On average, reserve coverage for the banks studied dropped to 1.9 times nonperformers from 2.5 times after Mr. Salem normalized figures by adding 2% of card outstandings to the nonperforming category as a proxy for card loans 90 days past due.

Wachovia Corp. had the largest reserve coverage adjustment under Mr. Salem's formula, down 61.3%, but its normalized reserve multiple was still well above average at 2.7 times nonperformers.

Citicorp, the nation's biggest card issuer, had reserve coverage of 1.5 times nonperformers after a 20.5% downward adjustment. That was the lowest among banks, but still considerably above the average multiple of 0.3 times nonperformers at the monoline issuers.
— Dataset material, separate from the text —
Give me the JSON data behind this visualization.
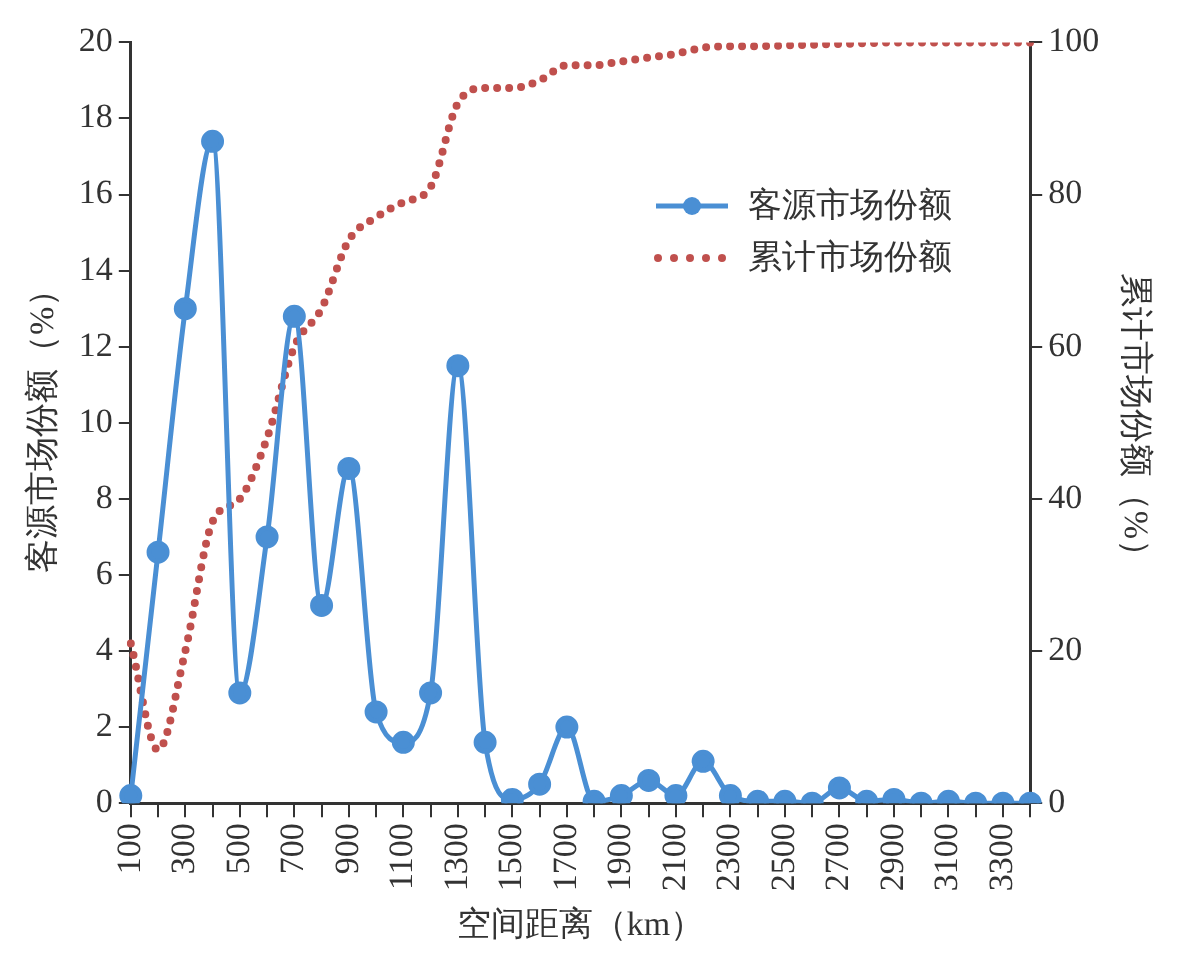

Mr. Salem forthrightly acknowledged that his views "differ from the consensus." Most Wall Street analysts, even those with bearish attitudes, regard bank reserves as adequate.

"You cannot say banks are underreserved right now," said Lawrence W. Cohn of PaineWebber Inc., who has warned investors for some time to underweight bank stocks in their portfolios.
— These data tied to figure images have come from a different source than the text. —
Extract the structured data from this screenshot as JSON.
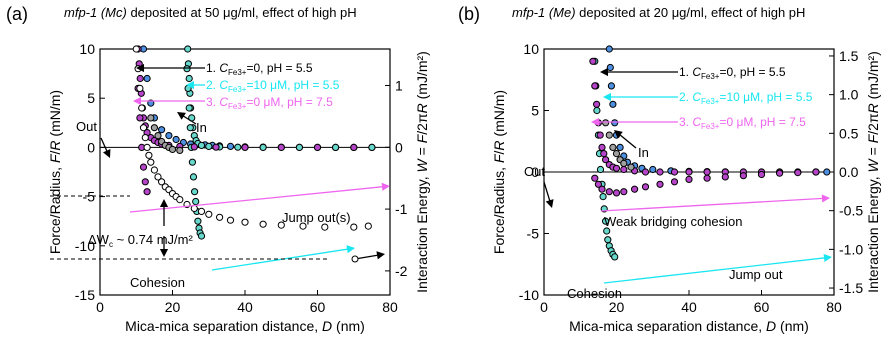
{
  "colors": {
    "black": "#000000",
    "cyan": "#19e6f0",
    "magenta": "#ee66ee",
    "gray": "#999999",
    "blue_fill": "#4d8fe0",
    "cyan_fill": "#66d8cc",
    "magenta_fill": "#b544c8",
    "gray_fill": "#a0a0a0"
  },
  "chart_data": [
    {
      "type": "scatter",
      "panel_tag": "(a)",
      "title": "mfp-1 (Mc) deposited at 50 μg/ml, effect of high pH",
      "title_italic": "mfp-1 (Mc)",
      "title_rest": " deposited at 50 μg/ml, effect of high pH",
      "xlabel": "Mica-mica separation distance, D (nm)",
      "ylabel": "Force/Radius, F/R (mN/m)",
      "y2label": "Interaction Energy, W = F/2πR (mJ/m²)",
      "xlim": [
        0,
        80
      ],
      "ylim": [
        -15,
        10
      ],
      "y2lim": [
        -2.39,
        1.59
      ],
      "x_ticks": [
        "0",
        "20",
        "40",
        "60",
        "80"
      ],
      "y_ticks": [
        "-15",
        "-10",
        "-5",
        "0",
        "5",
        "10"
      ],
      "y2_ticks": [
        "-2",
        "-1",
        "0",
        "1"
      ],
      "legend": [
        {
          "num": "1.",
          "sub": "Fe3+",
          "rest": "=0, pH = 5.5"
        },
        {
          "num": "2.",
          "sub": "Fe3+",
          "rest": "=10 μM, pH = 5.5"
        },
        {
          "num": "3.",
          "sub": "Fe3+",
          "rest": "=0 μM, pH = 7.5"
        }
      ],
      "annotations": {
        "out": "Out",
        "in": "In",
        "jump": "Jump out(s)",
        "delta": "ΔW",
        "delta_sub": "c",
        "delta_val": " ~ 0.74 mJ/m²",
        "cohesion": "Cohesion"
      },
      "series": [
        {
          "name": "1. C_Fe3+=0, pH = 5.5",
          "color": "#4d8fe0",
          "x": [
            12,
            13,
            14,
            15,
            17,
            19,
            21,
            23,
            25,
            27,
            29,
            31,
            33,
            36,
            40,
            45,
            50,
            55,
            60,
            65,
            70,
            75
          ],
          "y": [
            10,
            7,
            4.5,
            3,
            1.8,
            1.2,
            0.8,
            0.5,
            0.35,
            0.3,
            0.25,
            0.2,
            0.15,
            0.1,
            0.05,
            0.03,
            0.02,
            0.01,
            0.01,
            0,
            0,
            0
          ]
        },
        {
          "name": "2. C_Fe3+=10 μM, pH = 5.5 (in)",
          "color": "#66d8cc",
          "x": [
            24.2,
            24.4,
            24.6,
            24.8,
            25,
            25.3,
            25.6,
            26,
            26.5,
            27,
            28,
            30,
            33,
            38,
            45,
            55,
            65,
            75
          ],
          "y": [
            10,
            8.5,
            7,
            5.5,
            4,
            3,
            2,
            1.2,
            0.7,
            0.4,
            0.2,
            0.1,
            0.05,
            0.02,
            0,
            0,
            0,
            0
          ]
        },
        {
          "name": "2. C_Fe3+=10 μM, pH = 5.5 (out)",
          "color": "#66d8cc",
          "x": [
            24,
            24.3,
            24.6,
            24.9,
            25.2,
            25.5,
            25.8,
            26.1,
            26.4,
            26.7,
            27,
            27.3,
            27.6,
            28
          ],
          "y": [
            8,
            6,
            4,
            2,
            0,
            -1.5,
            -3,
            -4.5,
            -5.5,
            -6.5,
            -7.5,
            -8.2,
            -8.7,
            -9
          ]
        },
        {
          "name": "3. C_Fe3+=0 μM, pH = 7.5 (in)",
          "color": "#b544c8",
          "x": [
            10.5,
            10.8,
            11.1,
            11.4,
            11.7,
            12,
            12.5,
            13,
            14,
            15,
            16,
            17,
            19,
            22,
            26,
            32,
            40,
            50,
            60,
            70
          ],
          "y": [
            10,
            8.5,
            7,
            5.5,
            4,
            3,
            2.2,
            1.5,
            1,
            0.7,
            0.5,
            0.35,
            0.2,
            0.1,
            0.05,
            0.02,
            0,
            0,
            0,
            0
          ]
        },
        {
          "name": "3. C_Fe3+=0 μM, pH = 7.5 (out)",
          "color": "#b544c8",
          "x": [
            10.5,
            11,
            11.5,
            12,
            12.5,
            13
          ],
          "y": [
            6,
            3,
            0,
            -2,
            -3.5,
            -4.5
          ]
        },
        {
          "name": "gray",
          "color": "#a0a0a0",
          "x": [
            14,
            15,
            16,
            17,
            18,
            19,
            20,
            22
          ],
          "y": [
            3,
            2,
            1.2,
            0.6,
            0.2,
            0,
            -0.2,
            -0.3
          ]
        },
        {
          "name": "cohesion (out)",
          "color": "#ffffff",
          "x": [
            10,
            10.5,
            11,
            11.5,
            12,
            12.5,
            13,
            13.5,
            14,
            15,
            16,
            17,
            18,
            19,
            20,
            21,
            22,
            24,
            26,
            28,
            30,
            33,
            36,
            40,
            45,
            50,
            56,
            62,
            70,
            74
          ],
          "y": [
            10,
            8,
            6,
            4,
            2,
            1,
            0,
            -0.8,
            -1.5,
            -2.3,
            -3,
            -3.5,
            -4,
            -4.3,
            -4.7,
            -5,
            -5.3,
            -5.8,
            -6.2,
            -6.5,
            -6.8,
            -7.1,
            -7.4,
            -7.6,
            -7.8,
            -7.9,
            -8,
            -8.1,
            -8.1,
            -8
          ]
        }
      ]
    },
    {
      "type": "scatter",
      "panel_tag": "(b)",
      "title": "mfp-1 (Me) deposited at 20 μg/ml, effect of high pH",
      "title_italic": "mfp-1 (Me)",
      "title_rest": " deposited at 20 μg/ml, effect of high pH",
      "xlabel": "Mica-mica separation distance, D (nm)",
      "ylabel": "Force/Radius, F/R (mN/m)",
      "y2label": "Interaction Energy, W = F/2πR (mJ/m²)",
      "xlim": [
        0,
        80
      ],
      "ylim": [
        -10,
        10
      ],
      "y2lim": [
        -1.59,
        1.59
      ],
      "x_ticks": [
        "0",
        "20",
        "40",
        "60",
        "80"
      ],
      "y_ticks": [
        "-10",
        "-5",
        "0",
        "5",
        "10"
      ],
      "y2_ticks": [
        "-1.5",
        "-1.0",
        "-0.5",
        "0.0",
        "0.5",
        "1.0",
        "1.5"
      ],
      "legend": [
        {
          "num": "1.",
          "sub": "Fe3+",
          "rest": "=0, pH = 5.5"
        },
        {
          "num": "2.",
          "sub": "Fe3+",
          "rest": "=10 μM, pH = 5.5"
        },
        {
          "num": "3.",
          "sub": "Fe3+",
          "rest": "=0 μM, pH = 7.5"
        }
      ],
      "annotations": {
        "out": "Out",
        "in": "In",
        "jump": "Jump out",
        "weak": "Weak bridging cohesion",
        "cohesion": "Cohesion"
      },
      "series": [
        {
          "name": "1. C_Fe3+=0, pH = 5.5",
          "color": "#4d8fe0",
          "x": [
            18,
            18.3,
            18.6,
            19,
            19.5,
            20,
            21,
            22,
            23,
            25,
            27,
            30,
            35,
            40,
            45,
            50,
            55,
            60,
            65,
            70,
            75,
            78
          ],
          "y": [
            10,
            8.5,
            7,
            5.5,
            4,
            3,
            2,
            1.3,
            0.8,
            0.5,
            0.3,
            0.2,
            0.1,
            0.05,
            0.03,
            0.02,
            0,
            0,
            0,
            0,
            0,
            0
          ]
        },
        {
          "name": "2. C_Fe3+=10 μM, pH = 5.5",
          "color": "#66d8cc",
          "x": [
            14,
            14.3,
            14.6,
            15,
            15.3,
            15.6,
            16,
            16.3,
            16.6,
            17,
            17.3,
            17.6,
            18,
            18.5,
            19,
            19.5
          ],
          "y": [
            9,
            7,
            5,
            3,
            1.5,
            0.2,
            -1,
            -2,
            -3,
            -4,
            -4.8,
            -5.5,
            -6,
            -6.4,
            -6.7,
            -6.9
          ]
        },
        {
          "name": "3. C_Fe3+=0 μM, pH = 7.5",
          "color": "#b544c8",
          "x": [
            13.5,
            14,
            14.5,
            15,
            15.5,
            16,
            16.5,
            17,
            18,
            19,
            20,
            22,
            25,
            28,
            32,
            36,
            40,
            45,
            50,
            55,
            60,
            65,
            70,
            75
          ],
          "y": [
            9,
            7,
            5.5,
            4,
            3,
            2,
            1.5,
            1,
            0.6,
            0.4,
            0.3,
            0.2,
            0.1,
            0,
            0,
            0,
            0,
            0,
            0,
            0,
            0,
            0,
            0,
            0
          ]
        },
        {
          "name": "gray",
          "color": "#a0a0a0",
          "x": [
            17,
            18,
            19,
            20,
            21,
            22,
            24
          ],
          "y": [
            4,
            3,
            2,
            1.5,
            1,
            0.7,
            0.4
          ]
        },
        {
          "name": "weak bridging (out)",
          "color": "#b544c8",
          "x": [
            14,
            15,
            16,
            18,
            20,
            22,
            25,
            28,
            32,
            36,
            40,
            45,
            50,
            55,
            60,
            65,
            70,
            75
          ],
          "y": [
            -0.5,
            -1,
            -1.4,
            -1.6,
            -1.7,
            -1.6,
            -1.4,
            -1.2,
            -1,
            -0.8,
            -0.6,
            -0.5,
            -0.4,
            -0.3,
            -0.2,
            -0.1,
            -0.05,
            0
          ]
        }
      ]
    }
  ]
}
What concerns Mr. Cohn is that many banks soon will have to kick their quarterly habit of drawing down ample reserves to bolster profitability. That could dampen the industry's earnings outlook and hurt stock prices.

Mr. Salem thinks investors need a better picture of where bank reserves and capital stand right now.

He believes delinquent consumer loans should be counted by banks as nonperformers after 90 days, which would make reserve coverage ratios used by the investment community more veracious.

The analyst said he feels the Securities and Exchange Commission, which annually reviews allocation of loss reserves, should revise its bank disclosure guidelines to require such data.

In addition, Mr. Salem said, banks ought to provide figures on the aging of delinquencies from 30 to 60 to 90 days past due as well as on the "vintage" of chargeoffs - meaning the year the credit card involved was issued.

If delinquencies continue to rise, the analyst said he worries that bank supervisors may soon force the issue. Mr. Salem said the regulators may demand that banks build capital and reserves to reflect rising risks and to provide for securitization activities - sinc risk remains with the originating bank.